Speaking at the Dairy Event and Livestock Show, Pfizer vet Matt Williams explained how heifers calves contracting pneumonia in this period could have a reduced milk yield by 2.2% as well as an increased age at first calving by two weeks.

The yield loss is worth £39 a head on a 7000-litre first lactation at 25p/litre. In addition at £1.65 a day, two weeks of additional rearing time costs £23. And with the average cost of a case of pneumonia at £43 a calf, the total costs amount to more than £100 a calf, he said.

But as Mr Williams explained, despite the serious consequences of pneumonia, the infection can be a bit like an annoying, background noise. “It can be like a pump or noise fridge compressor – after a time you may stop noticing it unless it suddenly stops. Similarly when you put out feed or spread new bedding, you can get used to hearing a few animals coughing. Most of the time it may not sound serious, but it is the case that familiarity can breed acceptance.”

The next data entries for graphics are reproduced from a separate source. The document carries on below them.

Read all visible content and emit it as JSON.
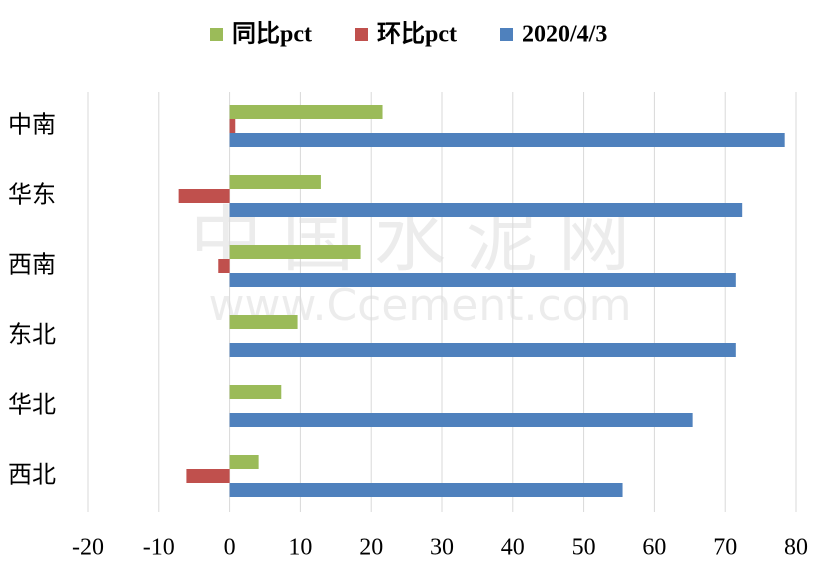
{
  "chart_data": {
    "type": "hbar",
    "categories": [
      "中南",
      "华东",
      "西南",
      "东北",
      "华北",
      "西北"
    ],
    "series": [
      {
        "name": "同比pct",
        "color": "#9bbb59",
        "values": [
          21.6,
          12.9,
          18.5,
          9.6,
          7.3,
          4.1
        ]
      },
      {
        "name": "环比pct",
        "color": "#c0504d",
        "values": [
          0.8,
          -7.2,
          -1.6,
          0,
          0,
          -6.1
        ]
      },
      {
        "name": "2020/4/3",
        "color": "#4f81bd",
        "values": [
          78.4,
          72.4,
          71.5,
          71.5,
          65.4,
          55.5
        ]
      }
    ],
    "xlim": [
      -20,
      80
    ],
    "xticks": [
      -20,
      -10,
      0,
      10,
      20,
      30,
      40,
      50,
      60,
      70,
      80
    ],
    "grid": true,
    "legend": "top",
    "watermark": [
      "中国水泥网",
      "www.Ccement.com"
    ]
  }
}
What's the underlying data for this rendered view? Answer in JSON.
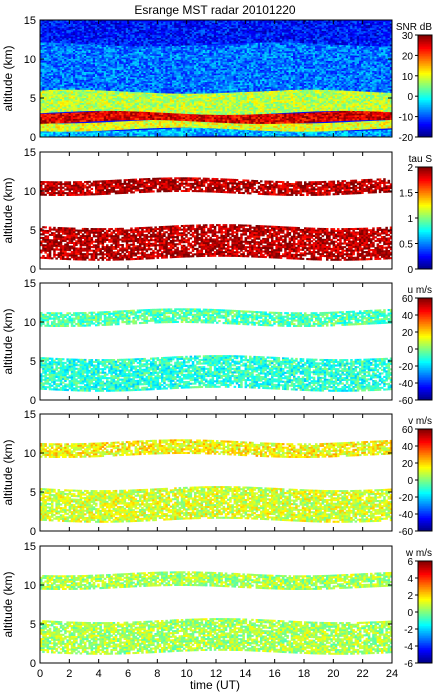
{
  "chart_data": {
    "type": "heatmap",
    "title": "Esrange MST radar 20101220",
    "xlabel": "time (UT)",
    "xlim": [
      0,
      24
    ],
    "xticks": [
      0,
      2,
      4,
      6,
      8,
      10,
      12,
      14,
      16,
      18,
      20,
      22,
      24
    ],
    "colormap": "jet",
    "panels": [
      {
        "id": "snr",
        "ylabel": "altitude (km)",
        "ylim": [
          0,
          15
        ],
        "yticks": [
          0,
          5,
          10,
          15
        ],
        "colorbar_label": "SNR dB",
        "clim": [
          -20,
          30
        ],
        "cticks": [
          -20,
          -10,
          0,
          10,
          20,
          30
        ],
        "coverage": "full",
        "layers": [
          {
            "alt_range": [
              0,
              1.0
            ],
            "approx_value": -5
          },
          {
            "alt_range": [
              1.0,
              2.0
            ],
            "approx_value": 10
          },
          {
            "alt_range": [
              2.0,
              3.2
            ],
            "approx_value": 25
          },
          {
            "alt_range": [
              3.2,
              6.0
            ],
            "approx_value": 8
          },
          {
            "alt_range": [
              6.0,
              12.0
            ],
            "approx_value": -8
          },
          {
            "alt_range": [
              12.0,
              15.0
            ],
            "approx_value": -13
          }
        ]
      },
      {
        "id": "tau",
        "ylabel": "altitude (km)",
        "ylim": [
          0,
          15
        ],
        "yticks": [
          0,
          5,
          10,
          15
        ],
        "colorbar_label": "tau S",
        "clim": [
          0,
          2
        ],
        "cticks": [
          0,
          0.5,
          1,
          1.5,
          2
        ],
        "coverage": "sparse",
        "layers": [
          {
            "alt_range": [
              1.5,
              5.5
            ],
            "approx_value": 1.9
          },
          {
            "alt_range": [
              9.8,
              11.5
            ],
            "approx_value": 1.9
          }
        ]
      },
      {
        "id": "u",
        "ylabel": "altitude (km)",
        "ylim": [
          0,
          15
        ],
        "yticks": [
          0,
          5,
          10,
          15
        ],
        "colorbar_label": "u m/s",
        "clim": [
          -60,
          60
        ],
        "cticks": [
          -60,
          -40,
          -20,
          0,
          20,
          40,
          60
        ],
        "coverage": "sparse",
        "layers": [
          {
            "alt_range": [
              1.5,
              5.5
            ],
            "approx_value": -10
          },
          {
            "alt_range": [
              9.8,
              11.5
            ],
            "approx_value": -5
          }
        ]
      },
      {
        "id": "v",
        "ylabel": "altitude (km)",
        "ylim": [
          0,
          15
        ],
        "yticks": [
          0,
          5,
          10,
          15
        ],
        "colorbar_label": "v m/s",
        "clim": [
          -60,
          60
        ],
        "cticks": [
          -60,
          -40,
          -20,
          0,
          20,
          40,
          60
        ],
        "coverage": "sparse",
        "layers": [
          {
            "alt_range": [
              1.5,
              5.5
            ],
            "approx_value": 10
          },
          {
            "alt_range": [
              9.8,
              11.5
            ],
            "approx_value": 15
          }
        ]
      },
      {
        "id": "w",
        "ylabel": "altitude (km)",
        "ylim": [
          0,
          15
        ],
        "yticks": [
          0,
          5,
          10,
          15
        ],
        "colorbar_label": "w m/s",
        "clim": [
          -6,
          6
        ],
        "cticks": [
          -6,
          -4,
          -2,
          0,
          2,
          4,
          6
        ],
        "coverage": "sparse",
        "layers": [
          {
            "alt_range": [
              1.5,
              5.5
            ],
            "approx_value": 0.5
          },
          {
            "alt_range": [
              9.8,
              11.5
            ],
            "approx_value": 0.5
          }
        ]
      }
    ]
  }
}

As a result, investigation in to the cause of coughing may be delayed until the respiratory infection has become more serious. “By this time more animals may have become infected and it can be more difficult to treat successfully.”

However, there are farms that rarely see respiratory problems and Mr Williams explained some key elements critical to minimising the risk. “Every new-born calf should receive at least three litres of colostrum, ideally from its own mother and in the first six hours from birth. Housing calves in low moisture, clean air and a non draught environment and minimising stress at weaning could also help.”

Other pointers to reducing threat of infection include correct nutrition and fresh water, vaccination against the three main viral instigators of respiratory disease – RSV, Pi3, IBR and the BVD virus, as well as a good stockman for observation of the early signs.